Jack laughed, and the tailor proposed, “A toast—” Raising his glass, he said, “The dew may kiss the morning grass. The clock may kiss the hours past. A lad may kiss a maiden lass. And you, my friends, may… drink hearty!”

They tossed back their whiskey, and had a good laugh. Jack heaved a sigh, and raked his fingers through his hair. “It’s good to see you both…”

Hercules Mulligan, tailor turned spy, refilled the glasses. “As glad as I am to see you, Jack, it’s not the safest place for you here—minching about New York. Our Provost has a long memory, especially for a gallows thief like you. What are you about?”

Jack tried to smile. “Thought we’d share one drink afore begging a favor.”

“Ah, now…” Hercules pulled up a chair. “There’s no begging amongst true friends.”

Tully straddled his chair. “Out with it…”
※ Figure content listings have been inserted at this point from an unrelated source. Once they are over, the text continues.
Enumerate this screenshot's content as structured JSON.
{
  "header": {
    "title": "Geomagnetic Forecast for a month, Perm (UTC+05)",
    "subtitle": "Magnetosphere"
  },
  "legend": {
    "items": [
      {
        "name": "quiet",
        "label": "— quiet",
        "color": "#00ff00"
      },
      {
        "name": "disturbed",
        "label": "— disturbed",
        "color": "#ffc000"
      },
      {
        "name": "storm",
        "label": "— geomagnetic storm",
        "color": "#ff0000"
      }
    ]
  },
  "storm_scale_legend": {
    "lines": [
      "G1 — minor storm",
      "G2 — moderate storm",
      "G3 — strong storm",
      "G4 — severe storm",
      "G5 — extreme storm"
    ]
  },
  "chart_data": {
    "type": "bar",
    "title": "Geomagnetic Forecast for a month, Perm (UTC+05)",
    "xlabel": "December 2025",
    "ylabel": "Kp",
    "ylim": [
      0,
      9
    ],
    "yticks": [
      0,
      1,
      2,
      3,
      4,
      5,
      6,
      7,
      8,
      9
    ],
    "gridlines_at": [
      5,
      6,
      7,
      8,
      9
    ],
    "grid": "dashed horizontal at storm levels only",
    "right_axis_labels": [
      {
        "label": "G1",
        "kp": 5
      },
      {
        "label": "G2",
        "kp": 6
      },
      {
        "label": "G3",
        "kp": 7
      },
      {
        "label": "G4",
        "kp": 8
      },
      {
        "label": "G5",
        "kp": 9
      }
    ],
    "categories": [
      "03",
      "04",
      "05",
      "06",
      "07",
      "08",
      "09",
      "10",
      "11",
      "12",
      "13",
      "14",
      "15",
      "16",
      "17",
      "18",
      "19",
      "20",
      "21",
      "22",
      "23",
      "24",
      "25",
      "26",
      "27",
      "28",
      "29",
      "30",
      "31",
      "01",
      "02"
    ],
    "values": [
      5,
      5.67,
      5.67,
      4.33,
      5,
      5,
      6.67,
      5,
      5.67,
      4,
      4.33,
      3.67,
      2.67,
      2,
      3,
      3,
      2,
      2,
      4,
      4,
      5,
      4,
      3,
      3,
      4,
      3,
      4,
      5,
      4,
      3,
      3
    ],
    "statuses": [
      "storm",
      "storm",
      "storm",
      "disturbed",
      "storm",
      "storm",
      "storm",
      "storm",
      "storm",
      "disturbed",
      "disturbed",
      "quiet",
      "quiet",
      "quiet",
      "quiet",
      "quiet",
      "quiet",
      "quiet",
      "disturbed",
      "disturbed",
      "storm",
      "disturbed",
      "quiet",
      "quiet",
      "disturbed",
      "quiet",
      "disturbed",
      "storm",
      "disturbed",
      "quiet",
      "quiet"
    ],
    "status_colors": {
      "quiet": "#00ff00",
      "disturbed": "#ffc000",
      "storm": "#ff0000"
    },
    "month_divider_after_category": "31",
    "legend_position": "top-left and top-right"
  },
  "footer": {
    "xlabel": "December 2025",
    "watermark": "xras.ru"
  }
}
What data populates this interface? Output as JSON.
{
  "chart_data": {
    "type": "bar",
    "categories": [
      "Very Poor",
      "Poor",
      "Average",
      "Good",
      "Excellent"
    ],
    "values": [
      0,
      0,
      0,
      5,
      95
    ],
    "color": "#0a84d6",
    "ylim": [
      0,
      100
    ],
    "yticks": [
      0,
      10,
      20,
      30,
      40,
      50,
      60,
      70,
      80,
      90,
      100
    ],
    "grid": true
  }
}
“They’ve taken Anne”—Jack’s voice cracked—“and I need your help getting her back.”

TWENTY

Heaven knows how to set a proper price upon its goods; and it would be strange indeed, if so celestial an article as
Freedom
should not be highly rated.

T
HOMAS
P
AINE
,
The American Crisis

D
ARK AS
N
IGHT

“Raus!”

The abrupt shout was followed by a jangle of keys, the shriek of rusty hinges, and a reverberant clang as the iron grate was swung open. Head cradled on arms, Anne yawned, tugging at the handkerchief tied over her nose. Pulling the linen past her chin, she greeted both the daylight and the guard leaning over the hatchway with bleary-eyed blinking. Entranced by the fuzzy balls of gold wool quavering at each point of the guard’s tricorn, her sleepy brain worked to connect the morning’s sights and sounds.
Hessian. Keys. Locks. Prison… prisoner.

The Hessian leaned in and gave her a poke with the business end of his musket.
“Raus!

Sitting up, very stiff, Anne wiped sand from her eyes, noting, with a bit of a chuckle, that she’d found a better night’s sleep on the stinking stairway of a rotting prison hulk than in the arms of Edward Blankenship. She reached back to knuckle-rub a cramping pain at the base of her spine, and noticed the gray congregation of emaciated, bedraggled
men gathered at the bottom of the steps, all waiting patiently while she so blithely stretched and preened.

“Oh, dear!” Anne grasped the rail and pulled up to a stand, her empty pocket fluttering down the steps. A tangle of skeletal arms reached forward to snatch it up.